Without a doubt, the US has a booming country market. The genre is dominated by names like Brad Paisley, Lady Antebellum and Miranda Lambert. Whether you are a male solo superstar (à la Keith Urban), a trio recently formed on the X Factor (Restless Road anyone?) or a female powerhouse like Carrie Underwood, you can stake your claim in the market by mixing those provocative acoustic tones with your own unique spin on what ‘country’ actually is.
The country genre tends to divide people. You either love it or hate it; the sound of the driving electric guitar makes your ears bleed, or it takes you to a higher place. In any case, country musicians seem to live in a relatively untouched microcosm that includes a good pair of boots, an expensive guitar, a southern drawl and a love of biscuits and gravy.

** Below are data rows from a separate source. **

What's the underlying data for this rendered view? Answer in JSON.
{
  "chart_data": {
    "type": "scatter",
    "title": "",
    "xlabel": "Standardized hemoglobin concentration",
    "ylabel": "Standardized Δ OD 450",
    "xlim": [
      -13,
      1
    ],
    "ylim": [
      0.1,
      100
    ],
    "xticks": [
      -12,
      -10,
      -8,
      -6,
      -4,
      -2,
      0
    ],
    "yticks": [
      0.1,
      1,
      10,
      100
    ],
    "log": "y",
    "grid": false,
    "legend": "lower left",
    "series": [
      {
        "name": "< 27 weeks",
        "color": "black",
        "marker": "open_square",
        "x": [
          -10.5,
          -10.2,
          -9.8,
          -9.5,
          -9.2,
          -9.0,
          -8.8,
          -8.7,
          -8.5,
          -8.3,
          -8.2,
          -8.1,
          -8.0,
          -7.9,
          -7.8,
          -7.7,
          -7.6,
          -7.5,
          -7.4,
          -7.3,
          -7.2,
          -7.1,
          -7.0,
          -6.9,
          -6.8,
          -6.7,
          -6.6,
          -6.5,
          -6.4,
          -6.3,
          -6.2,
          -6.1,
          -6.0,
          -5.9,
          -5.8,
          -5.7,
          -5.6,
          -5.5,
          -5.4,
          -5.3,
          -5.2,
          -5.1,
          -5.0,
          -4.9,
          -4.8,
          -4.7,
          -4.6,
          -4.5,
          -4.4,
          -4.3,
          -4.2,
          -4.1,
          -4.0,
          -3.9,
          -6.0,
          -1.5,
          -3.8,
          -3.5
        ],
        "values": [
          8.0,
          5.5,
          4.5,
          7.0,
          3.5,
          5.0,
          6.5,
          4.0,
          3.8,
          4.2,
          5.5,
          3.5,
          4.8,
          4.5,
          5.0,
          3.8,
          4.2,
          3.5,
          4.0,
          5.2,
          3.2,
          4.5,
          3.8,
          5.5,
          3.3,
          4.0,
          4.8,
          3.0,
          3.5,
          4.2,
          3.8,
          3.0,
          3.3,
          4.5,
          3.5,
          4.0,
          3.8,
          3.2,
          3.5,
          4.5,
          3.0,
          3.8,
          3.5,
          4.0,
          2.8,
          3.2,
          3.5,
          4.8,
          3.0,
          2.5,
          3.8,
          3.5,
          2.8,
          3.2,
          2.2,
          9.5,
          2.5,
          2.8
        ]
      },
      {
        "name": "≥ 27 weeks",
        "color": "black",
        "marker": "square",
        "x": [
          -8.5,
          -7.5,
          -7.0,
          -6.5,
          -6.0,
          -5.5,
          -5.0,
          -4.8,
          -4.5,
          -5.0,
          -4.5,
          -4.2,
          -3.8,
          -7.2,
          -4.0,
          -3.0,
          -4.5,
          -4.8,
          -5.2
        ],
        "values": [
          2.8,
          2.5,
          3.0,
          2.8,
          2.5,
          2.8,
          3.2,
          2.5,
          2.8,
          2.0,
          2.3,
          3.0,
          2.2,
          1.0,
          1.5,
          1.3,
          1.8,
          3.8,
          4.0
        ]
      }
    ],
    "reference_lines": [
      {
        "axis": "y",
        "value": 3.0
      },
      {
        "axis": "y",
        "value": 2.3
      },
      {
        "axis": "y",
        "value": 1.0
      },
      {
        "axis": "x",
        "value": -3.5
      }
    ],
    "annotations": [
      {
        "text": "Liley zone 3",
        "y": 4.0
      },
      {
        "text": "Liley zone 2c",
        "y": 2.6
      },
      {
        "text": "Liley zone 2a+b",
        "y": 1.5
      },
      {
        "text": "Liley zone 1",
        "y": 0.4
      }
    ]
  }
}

But what happens when pop starts to invade the genre? Is there room for short shorts in the world of banjos and brutally honest lyrics that tell stories of heart break? Apparently yes there is, and we love it.
Just putting it out there, but Carrie Underwood plays a big role in this crossover. Yes, she is a country superstar. But she was also one of the first women to step out of American Idol and make a name for herself as one of the most successful country artists in the US. With 14 million albums sold worldwide, 5 Grammies and heck, even the role of Maria Von Trapp in the TV musical adaptation of The Sound of Music, this woman is a rock star in her own right. And chances are that even if you don’t ‘like’ country, you know who Carrie is and you probably like her, because she’s a nice southern belle (and who doesn’t like Maria Von Trapp, really?).
Blake Shelton. Probably not the first name that would come to mind when you think ‘pop,’ but certainly a mover and a shaker in bridging the two genres. A judge on the Voice, he’s at the forefront of discovering new American talent. Aussie transfer Keith Urban has taken on the same role, initially acting as a judge on the first season of the Australian edition of the Voice, before moving on to American Idol where he is judging his third season this year. It seems that these days, the best country superstars know about pop, and in turn pop is beginning to appreciate country.
Then there’s Taylor Swift. Oh the arguments we could have about what genre this lady sits in. Is she pop? Is she country? Is she a blend? Her latest hit Shake It Off would certainly point to the pop genre; there’s not a hint of the acoustic or melancholy tones of her ironically named breakout hit Tim McGraw in the pop anthem. And over the course of her 4 albums (okay, I’m pre-empting 1989, but if Shake It Off is anything to go by, it’s going to be pop paradise), we have seen her transform from soulful southern girl next door to a pop powerhouse who was just named Billboard Entertainer of the Year. Whatever the case, T-Swift largely owns the tween market and has placed her cowboy booted feet firmly in the camp of the Top 40, making the country to pop crossover more accessible (and tolerable) than ever.
Are you team pop? Are you team country? And does it even matter anymore? There will always be pure country tunes; melodies that get stuck in your head and reach in and grab your heart. But is it really all that bad when one of these country superstars bridges the gap between country and pop? Because really, it just means there more music to appreciate than ever before.